An essential scheme provided by the Federal Tax Authority in UAE is the Profit Margin Scheme. It is a relevant scheme which helps one to calculate the value-added taxes while dealing with goods and trading in the UAE. This scheme is valid for specific products, and there are firm conditions which have to be fulfilled to supply the respective goods under this scheme. Therefore, if you are one of those who is looking forward to calculating the taxes on your products, make sure to know these details thoroughly.

The scheme allows the taxable person to successfully calculate the VAT in UAE on the eligible supplies based on their earned profit margin and not on their actual selling prices. It is also applicable on the second-hands items on which the VAT has already been charged for the first supply.

List of Eligibility for the Profit Margin Scheme

There are specific eligibility criteria allotted for the goods to get under the Profit Margin Scheme under VAT in the UAE. These criteria are:

  1. The products must be purchased or obtained from either an unregistered body or a taxable being who has already applied for the profit margin scheme on the same goods beforehand, or
  2. Where the taxable person recovered the input taxes on the buying of these goods agree with Article 53 of VAT executive Regulations.

One thing to take in consideration is that if the goods have been purchased paying the required amount of VAT after its successful implementation, then these second-hand goods and items can be sold under the Profit Margin Scheme.

How to Calculate the Profit Margin under the Profit Margin Scheme

The profit margin refers to the difference between the amount paid on the purchase of the goods and the amount received on sale of the same. It can be considered to be inclusive of the taxes. This is why we need to calculate the amount in back-calculation from the amount of the profit margin. Let us see it through a mathematical derivation:

Profit Margin= Amount received on the sale of the product – the amount received on the purchase of the same.

If the Profit Margin comes down to zero or if there is any loss, the value of the supply is also zero for the VAT purposes.

However, if you want to calculate the tax under this scheme, follow the formula given below:

Tax amount= (Value of the goods inclusive of the tax multiplied by the tax rate) ÷ (100 added with the tax rate)
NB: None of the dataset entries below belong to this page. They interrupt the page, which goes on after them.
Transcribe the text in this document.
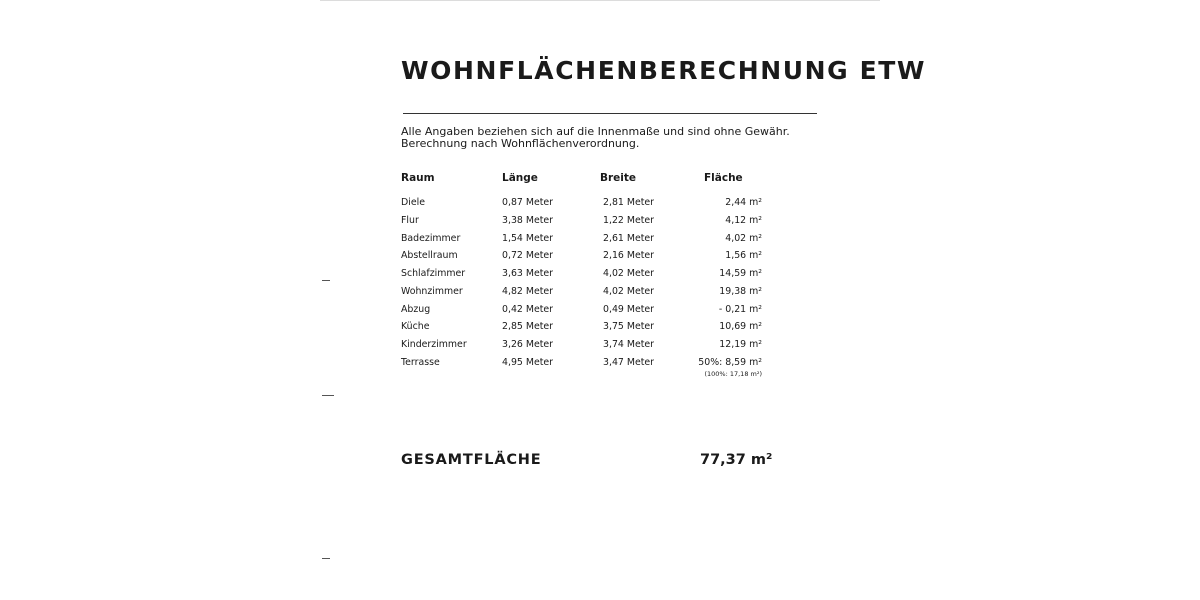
WOHNFLÄCHENBERECHNUNG ETW
Alle Angaben beziehen sich auf die Innenmaße und sind ohne Gewähr.
Berechnung nach Wohnflächenverordnung.
Raum	Länge	Breite	Fläche
Diele	0,87 Meter	2,81 Meter	2,44 m²
Flur	3,38 Meter	1,22 Meter	4,12 m²
Badezimmer	1,54 Meter	2,61 Meter	4,02 m²
Abstellraum	0,72 Meter	2,16 Meter	1,56 m²
Schlafzimmer	3,63 Meter	4,02 Meter	14,59 m²
Wohnzimmer	4,82 Meter	4,02 Meter	19,38 m²
Abzug	0,42 Meter	0,49 Meter	- 0,21 m²
Küche	2,85 Meter	3,75 Meter	10,69 m²
Kinderzimmer	3,26 Meter	3,74 Meter	12,19 m²
Terrasse	4,95 Meter	3,47 Meter	50%: 8,59 m²
(100%: 17,18 m²)
GESAMTFLÄCHE	77,37 m²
However, if you are confused about these calculations and the scheme, on the whole, you can check out the services of GCC Filings. It is a reputed organization that aims to provide you with one-stop solutions for managing your business with different tax filings, accountability, and many more services. The company is renowned for being the leader in the industry and also famous for its affordable prices in the market. Along with that, this company provides excellent customer care assistance to its customers in the market. You can find all detailed information regarding their packages and prices on their website for reference.

Things to consider about the Profit Margin Scheme

As we move towards the end of these topics, here are some of the essential things to consider about this scheme available in UAE:

  • One requires to maintain a proper stock or record book showcasing all the required details of the goods sold or purchased under the Profit Margin Scheme.
  • The invoices must contain the personal details of the taxable person like the name, tax registration number, address, etc.
  • The invoice must also contain the required details of the products like the date of purchase, the consideration payable for the goods, etc.

As a whole, this scheme provides the taxable people to calculate to personal taxes based on the profit margin earned on the supply and not based on the sale value. It is meant for certain goods and not for any services. Also, one needs to notify the authorities concerned for the utilization of the scheme accordingly to avoid any hassles in the future.